Protecting yourself and your bones later in life should be a priority.  Eating bone building foods and getting the right exercise can help prevent osteoporosis.  Weight bearing exercises are preferred because they strengthen your bones and muscles.  Here are some of the best:

  1. Tennis – Tennis and other racquet sports are fantastic for increasing bone density.  Every time you strike the ball, you’re working your arm, wrist and shoulder.  Plus, with all that moving around, you’re strengthening your hips and spine as well.  It’s always more fun to work out with a partner, but if you can’t find one, don’t give up.  Singles gives you twice the workout since you’re running around even more!
  2. Tai Chi – Tai Chi is a form of slow, graceful moves to build both coordination and strong bones.  A study reported in Physician and Sports Medicine found that tai chi could slow bone loss in postmenopausal women.  Subjects who did 45 minutes of tai chi a day, five days a week for a year, experienced a bone loss rate up to three and a half times slower than those who did not participate.
  3. Yoga – Yoga improves balance, coordination, concentration and body awareness, which can all help reduce the risk of falling and injury.  Plus, a study published in Yoga Journal found an increase in bone mineral density in the spine for women who regularly participated in yoga.  Various yoga positions can help build bone strength in your hips, spine and wrists – areas most prone to fracture.
  4. Walking – Perhaps the easiest exercise of all is brisk walking.  It’s free, can be social and can really improve your bone health.  A study of nurses found that walking four hours a week gave them a 41% lower risk of hip fractures, compared to walking less than an hour per week.  It is helpful to maintain a brisk pace, but if you’re just getting started, go slowly and work your way up as you get into shape.  Find a friend and meet up a few times a week to walk your way to better bone health.

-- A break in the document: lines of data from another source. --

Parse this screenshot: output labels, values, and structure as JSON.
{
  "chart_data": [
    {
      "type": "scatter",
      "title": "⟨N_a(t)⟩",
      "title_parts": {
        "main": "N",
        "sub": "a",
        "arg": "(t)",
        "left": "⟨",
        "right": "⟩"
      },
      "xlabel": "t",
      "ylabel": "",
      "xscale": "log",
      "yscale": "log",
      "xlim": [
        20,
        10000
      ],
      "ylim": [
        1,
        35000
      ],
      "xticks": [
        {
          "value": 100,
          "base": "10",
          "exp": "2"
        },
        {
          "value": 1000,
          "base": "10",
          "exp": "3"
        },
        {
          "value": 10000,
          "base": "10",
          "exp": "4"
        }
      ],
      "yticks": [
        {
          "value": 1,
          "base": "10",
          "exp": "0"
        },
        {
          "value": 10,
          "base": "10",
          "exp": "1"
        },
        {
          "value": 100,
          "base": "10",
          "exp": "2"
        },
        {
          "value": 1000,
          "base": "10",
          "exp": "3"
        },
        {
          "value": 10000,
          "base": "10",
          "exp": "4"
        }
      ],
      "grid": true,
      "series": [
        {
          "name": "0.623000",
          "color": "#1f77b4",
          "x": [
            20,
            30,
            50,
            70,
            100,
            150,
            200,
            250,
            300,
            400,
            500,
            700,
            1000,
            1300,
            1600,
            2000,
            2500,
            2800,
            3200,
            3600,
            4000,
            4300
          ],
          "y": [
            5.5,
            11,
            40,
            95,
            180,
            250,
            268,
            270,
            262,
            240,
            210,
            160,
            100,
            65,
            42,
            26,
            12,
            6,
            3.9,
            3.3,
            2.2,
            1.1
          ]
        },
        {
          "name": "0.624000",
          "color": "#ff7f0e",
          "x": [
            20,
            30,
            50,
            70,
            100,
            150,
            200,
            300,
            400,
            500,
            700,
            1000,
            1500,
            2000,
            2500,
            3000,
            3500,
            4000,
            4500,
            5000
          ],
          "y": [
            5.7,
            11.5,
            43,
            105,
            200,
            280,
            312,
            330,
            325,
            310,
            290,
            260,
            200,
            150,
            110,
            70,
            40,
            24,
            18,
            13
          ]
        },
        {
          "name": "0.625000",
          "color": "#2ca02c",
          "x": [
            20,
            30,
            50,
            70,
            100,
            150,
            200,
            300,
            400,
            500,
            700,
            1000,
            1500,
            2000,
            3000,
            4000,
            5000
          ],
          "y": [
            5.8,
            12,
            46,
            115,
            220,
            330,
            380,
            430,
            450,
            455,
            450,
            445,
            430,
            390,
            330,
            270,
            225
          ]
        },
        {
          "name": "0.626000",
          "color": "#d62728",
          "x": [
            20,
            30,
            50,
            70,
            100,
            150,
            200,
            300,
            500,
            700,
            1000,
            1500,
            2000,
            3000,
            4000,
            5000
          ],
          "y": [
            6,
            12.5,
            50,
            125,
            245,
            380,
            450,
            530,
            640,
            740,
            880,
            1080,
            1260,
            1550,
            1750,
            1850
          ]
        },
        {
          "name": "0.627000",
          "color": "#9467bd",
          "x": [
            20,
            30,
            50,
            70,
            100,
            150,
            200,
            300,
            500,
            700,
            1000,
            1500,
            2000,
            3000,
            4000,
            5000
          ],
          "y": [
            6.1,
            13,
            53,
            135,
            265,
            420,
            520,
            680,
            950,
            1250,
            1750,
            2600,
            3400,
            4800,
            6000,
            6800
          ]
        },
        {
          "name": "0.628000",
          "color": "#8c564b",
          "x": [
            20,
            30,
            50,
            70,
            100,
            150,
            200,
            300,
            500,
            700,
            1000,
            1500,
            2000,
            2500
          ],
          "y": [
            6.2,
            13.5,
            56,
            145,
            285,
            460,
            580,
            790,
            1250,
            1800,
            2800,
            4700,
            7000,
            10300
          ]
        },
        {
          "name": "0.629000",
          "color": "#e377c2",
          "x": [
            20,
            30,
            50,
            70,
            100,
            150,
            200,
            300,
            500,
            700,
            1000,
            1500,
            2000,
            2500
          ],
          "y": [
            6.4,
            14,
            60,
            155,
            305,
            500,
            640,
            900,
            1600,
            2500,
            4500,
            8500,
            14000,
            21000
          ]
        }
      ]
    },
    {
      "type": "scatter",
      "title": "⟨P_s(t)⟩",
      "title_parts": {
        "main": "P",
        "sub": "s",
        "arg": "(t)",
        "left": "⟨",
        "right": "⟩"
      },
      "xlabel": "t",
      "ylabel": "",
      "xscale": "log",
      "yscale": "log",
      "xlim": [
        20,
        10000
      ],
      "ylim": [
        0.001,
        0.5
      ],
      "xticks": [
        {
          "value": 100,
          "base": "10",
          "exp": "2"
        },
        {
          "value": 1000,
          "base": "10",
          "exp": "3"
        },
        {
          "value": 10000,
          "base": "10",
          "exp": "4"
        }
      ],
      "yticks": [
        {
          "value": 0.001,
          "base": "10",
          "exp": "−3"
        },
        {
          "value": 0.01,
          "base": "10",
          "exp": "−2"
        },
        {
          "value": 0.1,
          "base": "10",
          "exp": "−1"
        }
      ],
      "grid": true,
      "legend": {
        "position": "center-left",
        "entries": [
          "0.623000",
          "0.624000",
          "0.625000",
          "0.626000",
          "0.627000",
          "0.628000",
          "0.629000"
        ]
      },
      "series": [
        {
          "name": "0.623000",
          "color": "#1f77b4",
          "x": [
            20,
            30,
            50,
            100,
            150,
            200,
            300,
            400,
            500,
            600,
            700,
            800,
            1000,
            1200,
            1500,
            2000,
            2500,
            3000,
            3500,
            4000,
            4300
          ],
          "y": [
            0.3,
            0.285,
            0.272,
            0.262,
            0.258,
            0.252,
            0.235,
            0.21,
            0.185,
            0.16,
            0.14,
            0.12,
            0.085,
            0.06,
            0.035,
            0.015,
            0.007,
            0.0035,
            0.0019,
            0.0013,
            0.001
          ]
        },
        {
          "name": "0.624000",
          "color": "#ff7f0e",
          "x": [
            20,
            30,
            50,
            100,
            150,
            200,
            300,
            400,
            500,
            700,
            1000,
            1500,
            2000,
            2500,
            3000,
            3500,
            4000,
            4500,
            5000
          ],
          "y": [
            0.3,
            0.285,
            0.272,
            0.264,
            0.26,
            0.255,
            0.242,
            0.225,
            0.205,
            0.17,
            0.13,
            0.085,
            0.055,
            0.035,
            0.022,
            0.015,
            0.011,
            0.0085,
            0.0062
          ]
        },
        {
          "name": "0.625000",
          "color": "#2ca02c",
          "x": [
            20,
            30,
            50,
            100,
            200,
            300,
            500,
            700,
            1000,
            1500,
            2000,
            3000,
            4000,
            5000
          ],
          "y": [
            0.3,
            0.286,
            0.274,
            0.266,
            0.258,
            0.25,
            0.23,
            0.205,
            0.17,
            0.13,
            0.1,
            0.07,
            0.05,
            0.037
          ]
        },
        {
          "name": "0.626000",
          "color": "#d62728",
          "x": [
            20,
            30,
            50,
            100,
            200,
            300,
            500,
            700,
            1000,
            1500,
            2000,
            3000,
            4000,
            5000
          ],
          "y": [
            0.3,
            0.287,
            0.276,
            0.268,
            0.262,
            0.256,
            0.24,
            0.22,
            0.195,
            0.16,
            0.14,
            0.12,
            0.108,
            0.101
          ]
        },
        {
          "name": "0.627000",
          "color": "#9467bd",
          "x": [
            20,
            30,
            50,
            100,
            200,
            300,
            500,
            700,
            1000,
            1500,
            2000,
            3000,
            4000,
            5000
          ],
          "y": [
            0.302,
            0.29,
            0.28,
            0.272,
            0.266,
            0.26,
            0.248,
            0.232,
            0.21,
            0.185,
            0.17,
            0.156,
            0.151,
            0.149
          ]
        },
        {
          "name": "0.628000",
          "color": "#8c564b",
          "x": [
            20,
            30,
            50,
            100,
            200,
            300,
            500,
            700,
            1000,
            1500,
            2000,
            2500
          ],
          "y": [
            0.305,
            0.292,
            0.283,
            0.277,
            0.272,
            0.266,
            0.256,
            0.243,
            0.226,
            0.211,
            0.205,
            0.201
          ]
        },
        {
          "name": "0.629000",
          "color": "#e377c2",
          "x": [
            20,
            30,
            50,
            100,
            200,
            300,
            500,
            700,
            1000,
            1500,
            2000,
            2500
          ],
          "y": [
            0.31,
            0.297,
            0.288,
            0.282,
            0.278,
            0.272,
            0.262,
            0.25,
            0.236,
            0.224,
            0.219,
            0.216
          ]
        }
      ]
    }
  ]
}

  5. Strength Training – If you’re serious about getting your bones in shape, you’re going to have to lift some weights.  You need resistance training whether it’s free weights, your own body weight or machines to work a sequence of muscles and bones.  The surgeon general recommends strength training at least twice a week.  Remember to start slowly and seek the advice of a professional before beginning a weight-training program.